For those who had arrived safely to campus, all events scheduled by the University took place as planned, with the exception of tours of the Yale Farm.

Yale Farm student manager Zoe Reich-Aviles ’15 said the farm had planned to offer wood-fired pizza and three tours from 2 p.m. to 4 p.m. Saturday, but was forced to call off those plans because of the snow. The farm also cancelled routine volunteer work on Sunday, she added.

Silliman Master Judith Krauss said the turnout at the reception she hosted for families was smaller than expected.
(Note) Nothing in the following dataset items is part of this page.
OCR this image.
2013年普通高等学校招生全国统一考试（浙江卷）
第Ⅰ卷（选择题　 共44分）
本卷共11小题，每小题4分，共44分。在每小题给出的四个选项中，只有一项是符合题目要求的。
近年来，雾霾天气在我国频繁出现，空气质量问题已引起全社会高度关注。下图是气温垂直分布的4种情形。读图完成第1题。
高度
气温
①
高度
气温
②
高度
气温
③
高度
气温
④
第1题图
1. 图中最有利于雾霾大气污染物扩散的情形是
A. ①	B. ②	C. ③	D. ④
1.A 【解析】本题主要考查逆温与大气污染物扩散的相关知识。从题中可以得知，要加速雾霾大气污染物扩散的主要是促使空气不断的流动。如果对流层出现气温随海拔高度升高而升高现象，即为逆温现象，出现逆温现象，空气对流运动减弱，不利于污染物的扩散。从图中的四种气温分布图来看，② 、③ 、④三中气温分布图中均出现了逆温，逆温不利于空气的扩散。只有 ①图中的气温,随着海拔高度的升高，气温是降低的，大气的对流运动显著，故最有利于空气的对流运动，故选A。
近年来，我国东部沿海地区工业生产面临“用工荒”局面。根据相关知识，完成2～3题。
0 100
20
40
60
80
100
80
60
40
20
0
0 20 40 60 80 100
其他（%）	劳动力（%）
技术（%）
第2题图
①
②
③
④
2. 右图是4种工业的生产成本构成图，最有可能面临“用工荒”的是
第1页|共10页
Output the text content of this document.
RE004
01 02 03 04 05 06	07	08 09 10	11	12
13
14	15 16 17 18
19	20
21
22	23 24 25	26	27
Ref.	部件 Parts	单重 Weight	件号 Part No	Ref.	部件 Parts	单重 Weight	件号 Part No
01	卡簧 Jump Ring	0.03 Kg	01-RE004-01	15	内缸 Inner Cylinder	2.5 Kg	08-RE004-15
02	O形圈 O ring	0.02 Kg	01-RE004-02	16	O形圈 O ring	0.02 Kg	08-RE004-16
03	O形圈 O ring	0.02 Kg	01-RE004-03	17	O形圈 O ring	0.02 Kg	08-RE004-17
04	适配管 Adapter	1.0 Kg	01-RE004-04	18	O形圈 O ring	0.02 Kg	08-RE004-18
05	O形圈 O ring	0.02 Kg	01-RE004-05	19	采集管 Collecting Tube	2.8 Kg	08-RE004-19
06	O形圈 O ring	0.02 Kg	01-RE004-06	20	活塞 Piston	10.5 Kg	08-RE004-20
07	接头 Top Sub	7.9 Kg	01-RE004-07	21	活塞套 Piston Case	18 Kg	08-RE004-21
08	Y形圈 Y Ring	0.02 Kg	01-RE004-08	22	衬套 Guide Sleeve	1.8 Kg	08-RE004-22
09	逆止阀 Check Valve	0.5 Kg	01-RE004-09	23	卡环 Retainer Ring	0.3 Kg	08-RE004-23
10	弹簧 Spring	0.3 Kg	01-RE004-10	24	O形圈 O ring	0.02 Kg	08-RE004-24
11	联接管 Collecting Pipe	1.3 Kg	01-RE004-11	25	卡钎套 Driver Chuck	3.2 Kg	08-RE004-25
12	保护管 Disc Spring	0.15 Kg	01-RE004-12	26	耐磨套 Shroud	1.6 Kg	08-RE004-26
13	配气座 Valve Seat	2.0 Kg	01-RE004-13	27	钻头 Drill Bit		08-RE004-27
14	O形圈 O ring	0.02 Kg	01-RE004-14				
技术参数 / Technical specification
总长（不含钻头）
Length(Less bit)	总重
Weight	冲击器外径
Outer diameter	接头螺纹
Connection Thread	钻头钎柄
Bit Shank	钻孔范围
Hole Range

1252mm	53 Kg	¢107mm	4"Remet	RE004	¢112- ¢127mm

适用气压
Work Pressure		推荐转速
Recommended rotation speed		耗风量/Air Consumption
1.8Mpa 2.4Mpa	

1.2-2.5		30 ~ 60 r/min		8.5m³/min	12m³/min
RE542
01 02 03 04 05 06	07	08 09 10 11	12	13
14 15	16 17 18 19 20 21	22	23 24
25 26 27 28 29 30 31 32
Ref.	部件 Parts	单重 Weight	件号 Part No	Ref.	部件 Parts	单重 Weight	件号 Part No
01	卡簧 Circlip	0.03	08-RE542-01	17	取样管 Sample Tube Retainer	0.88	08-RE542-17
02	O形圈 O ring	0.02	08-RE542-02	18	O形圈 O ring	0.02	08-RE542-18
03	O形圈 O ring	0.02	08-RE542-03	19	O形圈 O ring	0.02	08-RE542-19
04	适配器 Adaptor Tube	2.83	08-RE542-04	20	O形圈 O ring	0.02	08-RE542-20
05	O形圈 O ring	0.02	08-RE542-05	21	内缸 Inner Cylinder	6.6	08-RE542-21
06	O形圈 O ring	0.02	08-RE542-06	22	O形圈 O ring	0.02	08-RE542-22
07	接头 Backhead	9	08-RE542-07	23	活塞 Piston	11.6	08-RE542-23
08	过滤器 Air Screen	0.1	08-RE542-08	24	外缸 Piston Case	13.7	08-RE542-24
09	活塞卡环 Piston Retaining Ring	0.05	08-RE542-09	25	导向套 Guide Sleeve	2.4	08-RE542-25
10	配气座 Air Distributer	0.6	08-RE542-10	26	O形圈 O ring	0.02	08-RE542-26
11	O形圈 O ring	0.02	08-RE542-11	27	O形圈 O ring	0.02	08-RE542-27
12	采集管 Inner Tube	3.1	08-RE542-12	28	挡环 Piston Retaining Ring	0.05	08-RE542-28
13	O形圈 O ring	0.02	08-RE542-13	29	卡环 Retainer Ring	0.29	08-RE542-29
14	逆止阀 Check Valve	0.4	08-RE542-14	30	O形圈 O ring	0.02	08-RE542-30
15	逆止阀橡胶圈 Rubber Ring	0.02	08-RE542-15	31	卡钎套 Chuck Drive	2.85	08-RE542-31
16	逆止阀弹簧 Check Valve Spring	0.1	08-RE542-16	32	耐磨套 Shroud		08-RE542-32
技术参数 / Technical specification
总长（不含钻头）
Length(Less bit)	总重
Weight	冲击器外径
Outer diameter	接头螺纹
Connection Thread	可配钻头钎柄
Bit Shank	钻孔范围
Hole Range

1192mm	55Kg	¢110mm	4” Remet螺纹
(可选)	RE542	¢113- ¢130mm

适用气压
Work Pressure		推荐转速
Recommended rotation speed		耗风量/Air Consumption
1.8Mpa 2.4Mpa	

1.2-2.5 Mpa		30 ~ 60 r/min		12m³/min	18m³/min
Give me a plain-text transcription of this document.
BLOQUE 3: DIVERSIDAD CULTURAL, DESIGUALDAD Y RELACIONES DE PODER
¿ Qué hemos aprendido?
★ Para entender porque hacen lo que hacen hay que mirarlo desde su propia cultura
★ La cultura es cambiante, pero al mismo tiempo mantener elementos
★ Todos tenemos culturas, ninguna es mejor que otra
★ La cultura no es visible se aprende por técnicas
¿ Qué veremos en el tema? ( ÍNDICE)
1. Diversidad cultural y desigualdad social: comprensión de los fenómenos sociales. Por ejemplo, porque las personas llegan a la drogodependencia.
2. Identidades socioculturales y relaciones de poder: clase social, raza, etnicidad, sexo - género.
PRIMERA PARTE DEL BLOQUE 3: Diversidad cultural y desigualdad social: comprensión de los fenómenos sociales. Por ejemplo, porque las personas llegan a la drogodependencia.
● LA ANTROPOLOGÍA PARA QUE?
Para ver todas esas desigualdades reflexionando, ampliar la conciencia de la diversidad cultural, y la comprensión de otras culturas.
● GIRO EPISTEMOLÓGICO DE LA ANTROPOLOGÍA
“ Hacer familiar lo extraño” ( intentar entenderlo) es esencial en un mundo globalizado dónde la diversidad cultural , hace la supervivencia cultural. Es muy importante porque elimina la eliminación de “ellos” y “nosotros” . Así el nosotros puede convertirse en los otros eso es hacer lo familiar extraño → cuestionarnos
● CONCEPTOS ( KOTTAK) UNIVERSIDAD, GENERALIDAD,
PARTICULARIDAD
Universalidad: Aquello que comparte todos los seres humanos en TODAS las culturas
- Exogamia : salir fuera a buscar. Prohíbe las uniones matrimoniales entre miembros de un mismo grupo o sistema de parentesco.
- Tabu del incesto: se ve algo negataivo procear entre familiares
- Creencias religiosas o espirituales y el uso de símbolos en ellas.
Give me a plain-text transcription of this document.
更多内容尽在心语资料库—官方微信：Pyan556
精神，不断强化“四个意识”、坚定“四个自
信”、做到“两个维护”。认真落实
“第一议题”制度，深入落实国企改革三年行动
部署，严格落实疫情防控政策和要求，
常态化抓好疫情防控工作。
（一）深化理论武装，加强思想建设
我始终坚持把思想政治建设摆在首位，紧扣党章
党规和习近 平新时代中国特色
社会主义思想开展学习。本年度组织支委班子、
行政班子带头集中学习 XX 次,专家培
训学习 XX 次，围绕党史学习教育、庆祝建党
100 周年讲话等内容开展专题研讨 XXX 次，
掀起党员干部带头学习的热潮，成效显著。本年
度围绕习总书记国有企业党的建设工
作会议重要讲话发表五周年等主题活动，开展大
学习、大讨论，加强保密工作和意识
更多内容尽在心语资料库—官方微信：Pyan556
While Krauss said she planned for 200 people to attend the event, she estimated that 150 to 160 showed up but stayed longer than usual.

“Although the weather may have deterred some from attending, I think it actually encouraged others to come and stay a bit longer than usual,” Krauss said. “People seemed to be enjoying the fires in the fireplaces and visiting with each other.”

All five visitor center tours that were scheduled to take place Saturday afternoon also continued through the peak of the storm, head tour guide Jonny Barclay ’13 said. He added that he had not heard of any problems with Family Weekend tours, adding that Yale generally gives tours regardless of weather conditions.

O’Connor said he noticed people casually commenting on the bad luck of the freshman class at the Saturday master’s reception he staffed in Berkeley. The class of 2015 has now battled rain during Bulldog Days, weathered Hurricane Irene during Camp Yale and faced a “wintry mix” at Family Weekend, he said.

“Perhaps they are cursed,” O’Connor quipped.

Still, all 15 Yale students interviewed said they and their families did not face significant difficulties from the weather.

Linda Palisano, who was visiting her son Mike Palisano ’14 from Drexel Hill, Pa., said she attended more indoor events than she had originally planned because of the snow.

But many visiting family members interviewed said they did not alter their plans because of the weather.

Stefano Malfitano ’14, whose parents were visiting from Italy, said he and his family were still able to see “95 percent of what they wanted to see” and that his parents enjoyed the snow-covered campus. He added that the snowy weather would only have been an issue had it continued through Sunday afternoon and prevented his parents from catching their flight home from New York City.

Family Weekend ran Friday through Sunday.